In-Game Multi-Language Translation System
2026.02 ~ PresentRedesigned the in-game notification translation domain model — decoupling AI translation from library-based conversion into a 3-stage pipeline
- Simplified Chinese was modeled inside the AI translation settings domain despite not being AI-supported, and settings storage/retrieval depended on the Traditional Chinese AI translation state — making independent toggling impossible without a breaking change — Extracted the derived-conversion module from the AI translation module into 9 use cases with dedicated entity/repository/scheduler, and applied the global-inheritance pattern for effective settings, Clarified domain boundaries and enabled independent toggling of derived conversion rules
- Decoupling required a breaking API change — Simultaneously deployed FE/BE/Gateway with role permission migration for zero-downtime transition, Completed the breaking API change without incident and cut effective-settings DB queries by 50% (4→2)

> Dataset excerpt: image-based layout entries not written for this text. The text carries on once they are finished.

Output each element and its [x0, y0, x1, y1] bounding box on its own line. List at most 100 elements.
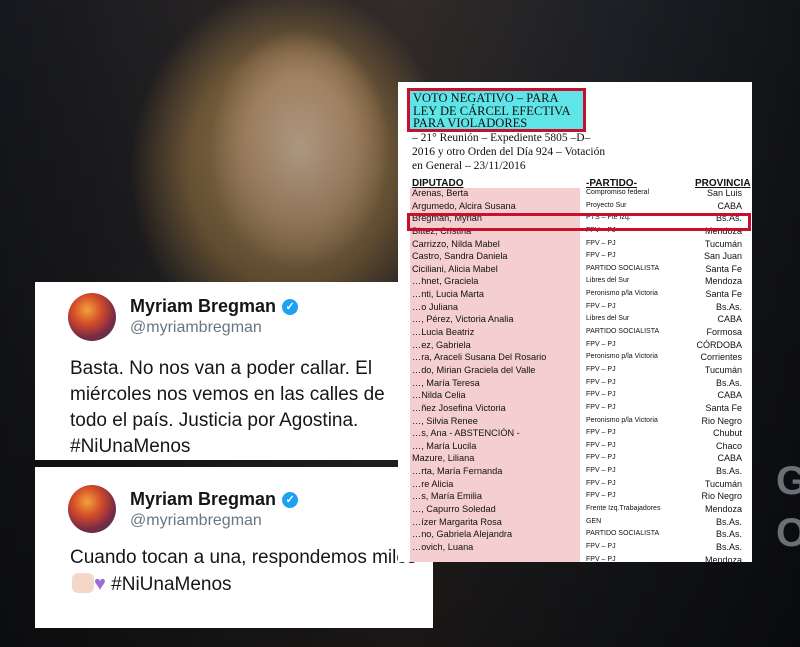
cell-diputado: …o Juliana	[412, 301, 458, 312]
cell-provincia: Mendoza	[704, 276, 742, 287]
cell-provincia: Bs.As.	[715, 466, 742, 477]
table-row: …, Capurro Soledad Frente Izq.Trabajadore…	[398, 504, 752, 517]
cell-partido: Frente Izq.Trabajadores	[586, 505, 661, 513]
purple-heart-icon: ♥	[94, 573, 106, 595]
cell-diputado: …ñez Josefina Victoria	[412, 402, 506, 413]
deputies-table: Arenas, Berta Compromiso federal San Luis A…	[398, 188, 752, 562]
cell-partido: FPV – PJ	[586, 365, 616, 373]
table-row: …hnet, Graciela Libres del Sur Mendoza	[398, 276, 752, 289]
cell-diputado: …re Alicia	[412, 478, 454, 489]
cell-partido: FPV – PJ	[586, 391, 616, 399]
table-row: Arenas, Berta Compromiso federal San Luis	[398, 188, 752, 201]
cell-partido: Libres del Sur	[586, 277, 630, 285]
cell-partido: FPV – PJ	[586, 454, 616, 462]
tweet-text-main: Cuando tocan a una, respondemos miles	[70, 547, 417, 568]
cell-partido: Libres del Sur	[586, 315, 630, 323]
cell-diputado: …, Capurro Soledad	[412, 504, 496, 515]
cell-diputado: Mazure, Liliana	[412, 453, 475, 464]
table-row: …, María Teresa FPV – PJ Bs.As.	[398, 378, 752, 391]
cell-provincia: Bs.As.	[715, 377, 742, 388]
tweet-author-handle: @myriambregman	[130, 319, 262, 336]
cell-provincia: Santa Fe	[705, 263, 742, 274]
author-name-text: Myriam Bregman	[130, 489, 277, 509]
table-row: …Nilda Celia FPV – PJ CABA	[398, 390, 752, 403]
cell-partido: FPV – PJ	[586, 340, 616, 348]
cell-provincia: San Juan	[703, 251, 742, 262]
cell-provincia: Bs.As.	[715, 541, 742, 552]
document-subtitle: – 21° Reunión – Expediente 5805 –D– 2016…	[412, 132, 606, 172]
cell-diputado: …, Pérez, Victoria Analia	[412, 314, 514, 325]
avatar	[68, 293, 116, 341]
avatar	[68, 485, 116, 533]
cell-diputado: …nti, Lucia Marta	[412, 289, 484, 300]
cell-provincia: CABA	[717, 390, 742, 401]
table-row: …o Juliana FPV – PJ Bs.As.	[398, 302, 752, 315]
cell-provincia: Formosa	[706, 327, 742, 338]
cell-provincia: CABA	[717, 453, 742, 464]
tweet-author-name: Myriam Bregman ✓	[130, 296, 299, 317]
author-name-text: Myriam Bregman	[130, 296, 277, 316]
cell-diputado: …, María Lucila	[412, 440, 477, 451]
cell-provincia: Rio Negro	[701, 415, 742, 426]
cell-partido: FPV – PJ	[586, 479, 616, 487]
cell-partido: Peronismo p/la Victoria	[586, 353, 658, 361]
cell-diputado: …ovich, Luana	[412, 541, 474, 552]
table-row: …rta, María Fernanda FPV – PJ Bs.As.	[398, 466, 752, 479]
tweet-text: Cuando tocan a una, respondemos miles ♥ …	[70, 545, 420, 598]
cell-provincia: Santa Fe	[705, 402, 742, 413]
table-row: Carrizzo, Nilda Mabel FPV – PJ Tucumán	[398, 239, 752, 252]
table-row: …ízer Margarita Rosa GEN Bs.As.	[398, 517, 752, 530]
table-row: …ra, Araceli Susana Del Rosario Peronismo…	[398, 352, 752, 365]
table-row: … FPV – PJ Mendoza	[398, 555, 752, 562]
cell-provincia: Chubut	[712, 428, 742, 439]
background-letter: O	[776, 511, 800, 555]
cell-partido: Peronismo p/la Victoria	[586, 416, 658, 424]
table-row: Mazure, Liliana FPV – PJ CABA	[398, 453, 752, 466]
table-row: …s, María Emilia FPV – PJ Rio Negro	[398, 491, 752, 504]
cell-provincia: Mendoza	[704, 504, 742, 515]
cell-partido: PARTIDO SOCIALISTA	[586, 328, 660, 336]
cell-diputado: …rta, María Fernanda	[412, 466, 503, 477]
cell-provincia: Chaco	[715, 440, 742, 451]
cell-diputado: …ízer Margarita Rosa	[412, 516, 502, 527]
cell-partido: Proyecto Sur	[586, 201, 627, 209]
cell-partido: FPV – PJ	[586, 378, 616, 386]
cell-provincia: Bs.As.	[715, 529, 742, 540]
cell-provincia: Tucumán	[704, 238, 742, 249]
cell-diputado: …, Silvia Renee	[412, 415, 478, 426]
cell-partido: FPV – PJ	[586, 252, 616, 260]
cell-partido: PARTIDO SOCIALISTA	[586, 530, 660, 538]
vote-document: VOTO NEGATIVO – PARA LEY DE CÁRCEL EFECT…	[398, 82, 752, 562]
document-title: VOTO NEGATIVO – PARA LEY DE CÁRCEL EFECT…	[407, 88, 586, 132]
cell-partido: FPV – PJ	[586, 403, 616, 411]
verified-check-icon: ✓	[282, 492, 299, 508]
cell-diputado: …do, Mirian Graciela del Valle	[412, 364, 536, 375]
background-letters: G O	[776, 455, 800, 559]
table-row: …ñez Josefina Victoria FPV – PJ Santa Fe	[398, 403, 752, 416]
cell-provincia: Mendoza	[704, 554, 742, 562]
cell-provincia: CABA	[717, 314, 742, 325]
cell-partido: FPV – PJ	[586, 542, 616, 550]
cell-diputado: …hnet, Graciela	[412, 276, 479, 287]
cell-diputado: …s, Ana - ABSTENCIÓN -	[412, 428, 520, 439]
table-row: Argumedo, Alcira Susana Proyecto Sur CABA	[398, 201, 752, 214]
table-row: …re Alicia FPV – PJ Tucumán	[398, 479, 752, 492]
cell-partido: FPV – PJ	[586, 302, 616, 310]
table-row: …ez, Gabriela FPV – PJ CÓRDOBA	[398, 340, 752, 353]
cell-provincia: Bs.As.	[715, 516, 742, 527]
table-row: …no, Gabriela Alejandra PARTIDO SOCIALIST…	[398, 529, 752, 542]
cell-provincia: CABA	[717, 200, 742, 211]
tweet-card: Myriam Bregman ✓ @myriambregman Basta. No…	[35, 282, 400, 460]
tweet-author-name: Myriam Bregman ✓	[130, 489, 299, 510]
cell-partido: FPV – PJ	[586, 429, 616, 437]
table-row: Ciciliani, Alicia Mabel PARTIDO SOCIALIST…	[398, 264, 752, 277]
tweet-text: Basta. No nos van a poder callar. El mié…	[70, 358, 385, 457]
tweet-author-handle: @myriambregman	[130, 512, 262, 529]
cell-diputado: …ra, Araceli Susana Del Rosario	[412, 352, 547, 363]
cell-provincia: Rio Negro	[701, 491, 742, 502]
table-row: …ovich, Luana FPV – PJ Bs.As.	[398, 542, 752, 555]
cell-provincia: Bs.As.	[715, 301, 742, 312]
cell-partido: FPV – PJ	[586, 441, 616, 449]
cell-diputado: Argumedo, Alcira Susana	[412, 200, 516, 211]
table-row: Castro, Sandra Daniela FPV – PJ San Juan	[398, 251, 752, 264]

- The detect cron lacked version priority, delaying translation of the latest version; 30-second interval further slowed response — Added version ID-based priority ordering to detect SQL, shortened the processing interval from 30s to 10s, and raised batch limit from 100 to 200, Eliminated latest-version translation lag; progress UI plus total-count caching improved user visibility
Tech Rationale
Materialized the responsibility boundary between AI translation and library-based derived conversion inside the code structure. Split the Detection → Processing (AI) → Conversion (library) pipeline into independent modules and secured concurrent request integrity with a 2-stage race guard plus pessimistic write lock
Probability Calculation & Audit Log Analytics Pipeline
2026.02 ~ PresentBuilt probability calculation package and CDK-based audit log analytics infrastructure to address regulatory risk from lack of game probability verification
- No reusable probability calculation module across game projects — Packaged NestJS DynamicModule with 5 probability functions + Kinesis logging as shared probability package, Integrated into 12 games with standardized probability calculation
- No audit log analytics infrastructure for probability verification — Codified CDK analytics pipeline: Kinesis→Firehose (Dynamic Partitioning+Parquet)→S3→Glue→Athena, Unlocked end-to-end probability audit log querying
- Mock-based tests lacking regression confidence for infrastructure code — Replaced mocks with LocalStack + Testcontainers integration tests, Secured 94%+ coverage (12 suites/115 tests)
Tech Rationale
Codified Kinesis → Firehose (Dynamic Partitioning + Parquet) → S3 → Glue → Athena pipeline with CDK. Chose Parquet columnar format for Athena SQL cost optimization. Replaced mock-based tests with LocalStack Testcontainers for integration testing.